Shouldnt DRM be blocking that here? Call should trickle down here only
if count_modes was 0

     if (out_resp->count_modes == 0) {
          if (is_current_master)
              connector->funcs->fill_modes(connector,
                               dev->mode_config.max_width,
                               dev->mode_config.max_height);
          else
              drm_dbg_kms(dev, "User-space requested a forced probe on
[CONNECTOR:%d:%s] but is not the DRM master, demoting to read-only probe",
                      connector->base.id, connector->name);
      }


count_modes is set by userspace:
         /*
          * This ioctl is called twice, once to determine how much space is
          * needed, and the 2nd time to fill it.
          */

So, nothing prevents userspace from passing zero count_mode more than once.
Ack, some non-optimized usermodes can do this.

However drm_helper_probe_single_connector_modes() will set old modes
to MODE_STALE and then will call get_modes().
Then drm_mode_prune_invalid() will prune stale modes. So, this should be fine.

Got it.
A more generic question is why do we need to add the mode in two places?

Answering behalf of kuogee but the two places are for different purposes:

1) When there is no EDID read

if (!dp_panel->edid) {

That case we should add the fail-safe mode as otherwise display will be blank for cases where there was nothing wrong with the monitor as such but the EDID read from aux failed for some reason. Even DRM does this but just not 640x480 here:

518     if (count == 0 && (connector->status == connector_status_connected ||
519                connector->status == connector_status_unknown))
520         count = drm_add_modes_noedid(connector, 1024, 768);

Yes, but this happens when there are no other modes. While if I'm not mistaken our code adds 640x480 even if there are modes.
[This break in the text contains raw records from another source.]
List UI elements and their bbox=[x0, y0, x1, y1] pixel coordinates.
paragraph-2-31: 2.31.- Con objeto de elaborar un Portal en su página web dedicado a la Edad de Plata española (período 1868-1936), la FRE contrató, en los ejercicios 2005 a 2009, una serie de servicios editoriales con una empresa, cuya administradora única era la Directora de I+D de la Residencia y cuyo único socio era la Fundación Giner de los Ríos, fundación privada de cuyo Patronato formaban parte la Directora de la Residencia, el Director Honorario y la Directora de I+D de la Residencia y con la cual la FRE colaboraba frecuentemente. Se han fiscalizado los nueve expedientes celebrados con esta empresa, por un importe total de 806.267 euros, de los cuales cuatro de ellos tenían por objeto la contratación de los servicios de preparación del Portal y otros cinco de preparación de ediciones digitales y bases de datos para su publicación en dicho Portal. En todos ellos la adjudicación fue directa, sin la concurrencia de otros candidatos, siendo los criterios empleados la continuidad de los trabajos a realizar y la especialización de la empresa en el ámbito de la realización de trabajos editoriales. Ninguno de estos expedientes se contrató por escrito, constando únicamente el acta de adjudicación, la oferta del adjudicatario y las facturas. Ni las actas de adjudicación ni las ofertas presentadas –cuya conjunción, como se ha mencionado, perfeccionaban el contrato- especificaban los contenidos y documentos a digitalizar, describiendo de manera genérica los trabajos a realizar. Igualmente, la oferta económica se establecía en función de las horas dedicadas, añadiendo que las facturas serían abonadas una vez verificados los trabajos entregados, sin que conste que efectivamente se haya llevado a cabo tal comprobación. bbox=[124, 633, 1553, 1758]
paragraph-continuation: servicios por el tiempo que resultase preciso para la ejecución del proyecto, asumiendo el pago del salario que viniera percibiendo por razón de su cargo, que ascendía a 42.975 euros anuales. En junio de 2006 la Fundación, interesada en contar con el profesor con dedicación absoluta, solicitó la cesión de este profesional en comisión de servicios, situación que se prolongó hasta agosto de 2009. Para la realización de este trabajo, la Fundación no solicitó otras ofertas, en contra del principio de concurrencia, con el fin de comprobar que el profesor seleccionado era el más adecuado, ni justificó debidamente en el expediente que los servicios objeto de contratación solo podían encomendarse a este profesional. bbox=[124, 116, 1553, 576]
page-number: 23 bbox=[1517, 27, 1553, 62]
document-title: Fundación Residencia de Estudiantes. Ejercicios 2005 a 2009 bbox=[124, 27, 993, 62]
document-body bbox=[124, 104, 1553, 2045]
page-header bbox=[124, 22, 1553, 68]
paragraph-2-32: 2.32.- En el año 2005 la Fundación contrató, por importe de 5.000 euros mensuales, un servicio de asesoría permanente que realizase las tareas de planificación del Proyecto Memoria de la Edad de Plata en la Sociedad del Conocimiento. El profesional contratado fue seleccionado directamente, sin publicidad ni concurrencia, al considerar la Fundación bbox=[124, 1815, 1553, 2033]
2) When there was a valid EDID but no 640x480 mode

This is the equipment specific case and the one even I was a bit surprised. There is a DP compliance equipment we have in-house and while validation, it was found that in its list of modes , it did not have any modes which chromebook supported ( due to 2 lanes ). But my understanding was that, all sinks should have atleast 640x480 but apparently this one did not have that. So to handle this DP compliance equipment behavior, we had to do this.

I see. Not the perfect solution, but looks like a necessity.


--
With best wishes
Dmitry